«Nada es descartable», eso es lo malo


«Nada es descartable». El secretario de Organización del PSOE y ministro de Fomento, José Luis Ábalos, dio ayer con la frase que define con precisión la extravagante legislatura en la que nos hallamos inmersos. Al bueno de Ábalos, esa especie de Sancho Panza gubernamental entre ingenuo y realista, que parece en permanente estado de estupefacción ante los delirios políticos de los quijotescos Pedro Sánchez y Pablo Iglesias, le preguntaron si el 26 de mayo podemos tener en España un superdomingo electoral. Es decir, si Sánchez, como ese desesperado jugador de ruleta que al borde de la ruina en el casino pone todas las fichas que le quedan a un solo número, hará coincidir las generales con las autonómicas, las municipales, las europeas y las de las Juntas Generales del País Vasco. No va más. Y la respuesta de Ábalos, lejos de los habituales y abstrusos juegos de palabras del líder del PSOE, fue así de simple: «Nada es descartable». Lo cierto es que ninguna otra cosa podría haber contestado el ministro. Con el timón del país en manos de Sánchez, que lo mismo declara un miércoles en el Congreso que presentará los Presupuestos pase lo que pase, que dos días después entierra esas cuentas públicas y anuncia que gobernará por decreto para ahorrarse el trago de palmar la votación sobre lo que con tanta pompa firmó con Iglesias, nada es descartable. O lo que es lo mismo, todo es posible. Incluso, que Sánchez confunda Andalucía con el resto de España, trate de aprovechar el rebufo de un buen resultado de Susana Díaz el 2-D y en mayo acabemos votando en cubos de todo a cien como los del referendo fake de Cataluña, porque no iba a haber urnas para tanta papeleta.

Pero si lo que pretende el Gobierno con ese juego de insinuaciones es presionar a los independentistas para que apoyen los Presupuestos porque si no habrá elecciones y podría llegar un Ejecutivo del PP y Ciudadanos que sería mucho peor para ellos, la artimaña no puede ser más torpe e inútil.

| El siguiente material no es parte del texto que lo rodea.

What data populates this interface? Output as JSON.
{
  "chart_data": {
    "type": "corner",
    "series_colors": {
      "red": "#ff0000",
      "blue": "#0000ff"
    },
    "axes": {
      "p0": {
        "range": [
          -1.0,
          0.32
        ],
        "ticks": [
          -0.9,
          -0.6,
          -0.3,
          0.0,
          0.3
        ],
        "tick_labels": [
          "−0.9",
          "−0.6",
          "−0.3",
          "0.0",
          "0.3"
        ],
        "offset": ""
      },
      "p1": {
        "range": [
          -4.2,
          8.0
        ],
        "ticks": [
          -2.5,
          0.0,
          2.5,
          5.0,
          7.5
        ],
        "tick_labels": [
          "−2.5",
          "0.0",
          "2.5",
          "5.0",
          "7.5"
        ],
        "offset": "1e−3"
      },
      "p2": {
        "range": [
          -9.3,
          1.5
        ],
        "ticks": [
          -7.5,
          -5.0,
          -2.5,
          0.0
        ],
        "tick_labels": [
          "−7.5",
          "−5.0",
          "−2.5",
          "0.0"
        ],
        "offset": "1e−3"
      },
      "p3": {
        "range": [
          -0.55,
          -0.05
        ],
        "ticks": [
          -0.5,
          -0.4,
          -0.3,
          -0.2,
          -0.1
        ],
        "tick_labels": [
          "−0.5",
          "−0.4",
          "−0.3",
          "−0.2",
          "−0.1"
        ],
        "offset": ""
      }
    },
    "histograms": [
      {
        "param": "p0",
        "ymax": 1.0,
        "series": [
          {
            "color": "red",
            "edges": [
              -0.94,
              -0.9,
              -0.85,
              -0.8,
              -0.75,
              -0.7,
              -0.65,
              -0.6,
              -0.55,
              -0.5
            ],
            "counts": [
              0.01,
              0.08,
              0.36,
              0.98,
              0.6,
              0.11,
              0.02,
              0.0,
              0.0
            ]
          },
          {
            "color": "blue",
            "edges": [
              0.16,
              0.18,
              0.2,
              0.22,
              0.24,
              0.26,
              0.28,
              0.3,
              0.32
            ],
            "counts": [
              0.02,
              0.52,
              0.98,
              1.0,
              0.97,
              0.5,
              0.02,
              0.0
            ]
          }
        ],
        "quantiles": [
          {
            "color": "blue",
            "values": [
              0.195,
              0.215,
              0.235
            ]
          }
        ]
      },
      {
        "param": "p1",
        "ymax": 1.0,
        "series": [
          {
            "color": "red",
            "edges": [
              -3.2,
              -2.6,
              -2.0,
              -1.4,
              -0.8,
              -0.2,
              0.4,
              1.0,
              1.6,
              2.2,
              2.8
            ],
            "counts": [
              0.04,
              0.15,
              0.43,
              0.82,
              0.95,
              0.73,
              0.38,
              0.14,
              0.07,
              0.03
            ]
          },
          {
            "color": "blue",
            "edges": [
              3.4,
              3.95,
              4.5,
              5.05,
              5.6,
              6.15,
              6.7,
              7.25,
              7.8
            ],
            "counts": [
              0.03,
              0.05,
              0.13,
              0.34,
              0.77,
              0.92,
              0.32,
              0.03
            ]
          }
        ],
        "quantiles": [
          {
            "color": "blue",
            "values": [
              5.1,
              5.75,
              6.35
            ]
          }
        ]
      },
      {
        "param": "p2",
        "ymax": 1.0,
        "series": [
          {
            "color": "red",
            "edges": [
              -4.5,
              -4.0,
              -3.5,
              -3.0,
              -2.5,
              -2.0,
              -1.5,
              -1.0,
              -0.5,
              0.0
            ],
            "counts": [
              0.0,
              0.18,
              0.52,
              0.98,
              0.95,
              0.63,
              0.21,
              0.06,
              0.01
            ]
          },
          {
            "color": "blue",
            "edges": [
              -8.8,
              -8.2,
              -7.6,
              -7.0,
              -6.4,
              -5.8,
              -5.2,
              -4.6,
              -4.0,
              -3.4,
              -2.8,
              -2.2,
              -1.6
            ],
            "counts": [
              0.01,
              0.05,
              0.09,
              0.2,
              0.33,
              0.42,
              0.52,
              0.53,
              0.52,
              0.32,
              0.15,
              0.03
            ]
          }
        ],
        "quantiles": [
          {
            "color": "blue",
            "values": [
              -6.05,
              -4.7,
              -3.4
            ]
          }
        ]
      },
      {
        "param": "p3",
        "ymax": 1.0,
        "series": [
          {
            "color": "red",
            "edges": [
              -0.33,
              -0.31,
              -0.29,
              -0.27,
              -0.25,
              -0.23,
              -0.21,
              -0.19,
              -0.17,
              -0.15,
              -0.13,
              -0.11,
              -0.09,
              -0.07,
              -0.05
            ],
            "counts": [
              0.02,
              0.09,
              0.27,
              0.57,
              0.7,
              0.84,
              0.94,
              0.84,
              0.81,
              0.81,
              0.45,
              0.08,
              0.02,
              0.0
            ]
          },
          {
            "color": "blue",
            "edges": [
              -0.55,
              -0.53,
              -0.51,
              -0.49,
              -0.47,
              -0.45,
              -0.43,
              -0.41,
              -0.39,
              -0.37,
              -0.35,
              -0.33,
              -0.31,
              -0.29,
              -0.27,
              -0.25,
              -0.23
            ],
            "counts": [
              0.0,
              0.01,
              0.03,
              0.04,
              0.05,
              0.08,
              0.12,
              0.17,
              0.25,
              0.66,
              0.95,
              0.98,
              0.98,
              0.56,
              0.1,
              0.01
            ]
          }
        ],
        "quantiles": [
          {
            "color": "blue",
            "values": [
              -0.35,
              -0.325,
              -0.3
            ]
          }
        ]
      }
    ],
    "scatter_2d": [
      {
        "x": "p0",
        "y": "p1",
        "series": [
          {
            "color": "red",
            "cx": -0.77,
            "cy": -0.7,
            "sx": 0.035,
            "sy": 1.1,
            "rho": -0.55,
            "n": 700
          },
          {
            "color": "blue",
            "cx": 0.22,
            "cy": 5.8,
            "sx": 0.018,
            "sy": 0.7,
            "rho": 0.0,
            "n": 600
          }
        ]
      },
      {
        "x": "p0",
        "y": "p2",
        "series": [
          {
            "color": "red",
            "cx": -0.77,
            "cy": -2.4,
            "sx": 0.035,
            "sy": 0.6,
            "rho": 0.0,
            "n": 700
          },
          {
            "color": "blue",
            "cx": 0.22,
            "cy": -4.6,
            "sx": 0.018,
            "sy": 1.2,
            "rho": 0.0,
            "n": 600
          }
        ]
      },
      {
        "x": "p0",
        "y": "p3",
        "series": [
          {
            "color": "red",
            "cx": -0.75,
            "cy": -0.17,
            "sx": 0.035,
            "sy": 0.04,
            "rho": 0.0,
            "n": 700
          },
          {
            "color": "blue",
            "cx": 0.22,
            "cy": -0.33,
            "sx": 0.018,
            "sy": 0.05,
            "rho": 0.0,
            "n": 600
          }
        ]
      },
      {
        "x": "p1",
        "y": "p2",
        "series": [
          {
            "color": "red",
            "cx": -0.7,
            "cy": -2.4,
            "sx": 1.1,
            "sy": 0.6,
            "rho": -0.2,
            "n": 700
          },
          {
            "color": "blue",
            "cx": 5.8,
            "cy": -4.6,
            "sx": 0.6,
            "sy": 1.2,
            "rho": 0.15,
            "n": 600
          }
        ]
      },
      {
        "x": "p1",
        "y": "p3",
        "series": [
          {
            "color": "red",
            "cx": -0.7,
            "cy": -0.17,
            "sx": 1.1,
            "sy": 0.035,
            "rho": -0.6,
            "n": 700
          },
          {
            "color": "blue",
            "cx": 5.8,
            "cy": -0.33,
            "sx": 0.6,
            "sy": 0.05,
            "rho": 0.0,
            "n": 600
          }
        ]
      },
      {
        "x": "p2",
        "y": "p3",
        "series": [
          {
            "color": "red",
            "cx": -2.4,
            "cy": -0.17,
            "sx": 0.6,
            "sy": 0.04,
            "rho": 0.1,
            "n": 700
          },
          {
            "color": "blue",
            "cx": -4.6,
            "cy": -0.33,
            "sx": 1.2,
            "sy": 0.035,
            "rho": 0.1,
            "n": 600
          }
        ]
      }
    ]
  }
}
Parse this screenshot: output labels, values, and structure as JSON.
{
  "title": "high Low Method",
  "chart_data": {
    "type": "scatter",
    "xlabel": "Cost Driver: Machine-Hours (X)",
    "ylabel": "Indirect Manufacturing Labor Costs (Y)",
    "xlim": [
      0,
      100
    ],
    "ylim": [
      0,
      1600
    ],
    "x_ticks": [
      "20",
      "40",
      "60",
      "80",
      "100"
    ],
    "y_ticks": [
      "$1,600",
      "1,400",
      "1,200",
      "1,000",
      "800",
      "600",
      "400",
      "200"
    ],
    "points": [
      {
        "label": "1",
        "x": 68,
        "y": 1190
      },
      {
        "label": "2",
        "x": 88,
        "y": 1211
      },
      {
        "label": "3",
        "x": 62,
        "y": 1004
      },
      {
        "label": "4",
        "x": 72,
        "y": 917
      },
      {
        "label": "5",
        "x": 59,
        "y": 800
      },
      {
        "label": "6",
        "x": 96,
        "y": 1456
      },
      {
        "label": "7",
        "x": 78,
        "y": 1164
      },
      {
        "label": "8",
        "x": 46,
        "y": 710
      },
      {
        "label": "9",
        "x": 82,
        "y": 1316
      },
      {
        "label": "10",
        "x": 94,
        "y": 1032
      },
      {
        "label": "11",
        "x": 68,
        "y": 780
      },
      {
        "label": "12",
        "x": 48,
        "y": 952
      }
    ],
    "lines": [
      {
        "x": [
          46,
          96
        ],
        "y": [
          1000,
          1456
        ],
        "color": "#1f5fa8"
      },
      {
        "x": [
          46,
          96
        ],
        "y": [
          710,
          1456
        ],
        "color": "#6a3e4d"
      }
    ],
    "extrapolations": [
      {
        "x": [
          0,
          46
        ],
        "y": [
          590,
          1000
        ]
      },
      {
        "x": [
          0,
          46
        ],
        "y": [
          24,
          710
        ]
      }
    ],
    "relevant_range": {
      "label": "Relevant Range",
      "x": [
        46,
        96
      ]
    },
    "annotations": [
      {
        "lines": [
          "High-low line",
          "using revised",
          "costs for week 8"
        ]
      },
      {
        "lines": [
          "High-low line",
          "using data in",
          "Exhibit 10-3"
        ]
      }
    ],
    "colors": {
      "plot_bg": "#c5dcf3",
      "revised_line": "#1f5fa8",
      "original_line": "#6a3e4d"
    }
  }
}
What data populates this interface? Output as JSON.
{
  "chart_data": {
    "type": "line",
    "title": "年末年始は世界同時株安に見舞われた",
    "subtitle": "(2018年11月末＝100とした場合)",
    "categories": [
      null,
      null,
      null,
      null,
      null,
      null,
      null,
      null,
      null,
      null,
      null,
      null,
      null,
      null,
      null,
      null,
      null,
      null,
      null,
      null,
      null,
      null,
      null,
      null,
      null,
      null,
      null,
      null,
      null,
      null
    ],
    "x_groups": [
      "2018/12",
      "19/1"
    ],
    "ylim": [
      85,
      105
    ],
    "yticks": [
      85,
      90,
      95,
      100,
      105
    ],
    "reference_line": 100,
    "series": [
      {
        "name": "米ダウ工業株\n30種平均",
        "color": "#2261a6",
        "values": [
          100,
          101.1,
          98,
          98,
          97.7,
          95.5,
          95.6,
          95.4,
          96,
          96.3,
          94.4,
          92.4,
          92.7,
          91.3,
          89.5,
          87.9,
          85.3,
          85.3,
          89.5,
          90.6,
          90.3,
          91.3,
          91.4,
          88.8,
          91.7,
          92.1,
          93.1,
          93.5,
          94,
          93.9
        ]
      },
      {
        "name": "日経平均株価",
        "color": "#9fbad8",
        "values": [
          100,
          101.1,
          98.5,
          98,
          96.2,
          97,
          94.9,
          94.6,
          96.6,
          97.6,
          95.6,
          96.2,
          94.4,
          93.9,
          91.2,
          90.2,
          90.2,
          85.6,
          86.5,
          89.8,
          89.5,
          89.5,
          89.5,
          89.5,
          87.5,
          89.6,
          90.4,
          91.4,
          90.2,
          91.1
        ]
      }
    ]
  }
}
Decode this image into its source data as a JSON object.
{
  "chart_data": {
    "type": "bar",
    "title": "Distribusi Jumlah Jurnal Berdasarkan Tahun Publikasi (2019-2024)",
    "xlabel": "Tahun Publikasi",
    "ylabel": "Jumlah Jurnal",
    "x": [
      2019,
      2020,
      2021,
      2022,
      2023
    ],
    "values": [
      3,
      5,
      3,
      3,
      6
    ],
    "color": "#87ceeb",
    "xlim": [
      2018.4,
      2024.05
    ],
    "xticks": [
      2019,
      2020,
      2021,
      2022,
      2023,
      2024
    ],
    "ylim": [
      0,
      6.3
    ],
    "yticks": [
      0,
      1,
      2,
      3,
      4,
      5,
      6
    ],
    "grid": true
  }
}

Inútil, porque tratar de condicionar a Carles Puigdemont, que más que un político parece ya el profesor chiflado, es no entender la lógica del expresidente catalán, que se resume en que cuanto mayor sea el conflicto con el Gobierno central, mejor para él, porque sino se le acaba el cuento. Y torpe, porque el mensaje que traslada Sánchez es que si en mayo hay generales sería factible un Gobierno de Casado con Rivera o viceversa. Lo cual equivale a admitir que está en la Moncloa gracias a una moción de censura contra Rajoy que apoyaron los independentistas, pero a sabiendas de que no tiene el respaldo de la mayoría de españoles.

El problema de Pedro Sánchez es que su discurso carece de toda lógica. Si el CIS Tezanos le augura un triunfo en las generales que aplastaría a Ciudadanos, doblaría en votos al PP y dejaría en los huesos a Podemos, ¿por qué es la oposición la que exige elecciones? ¿A qué espera para convocar? Cualquier cosa, incluso un insólito superdomingo electoral, sería mejor que la incertidumbre de vivir en un país en el que «nada es descartable».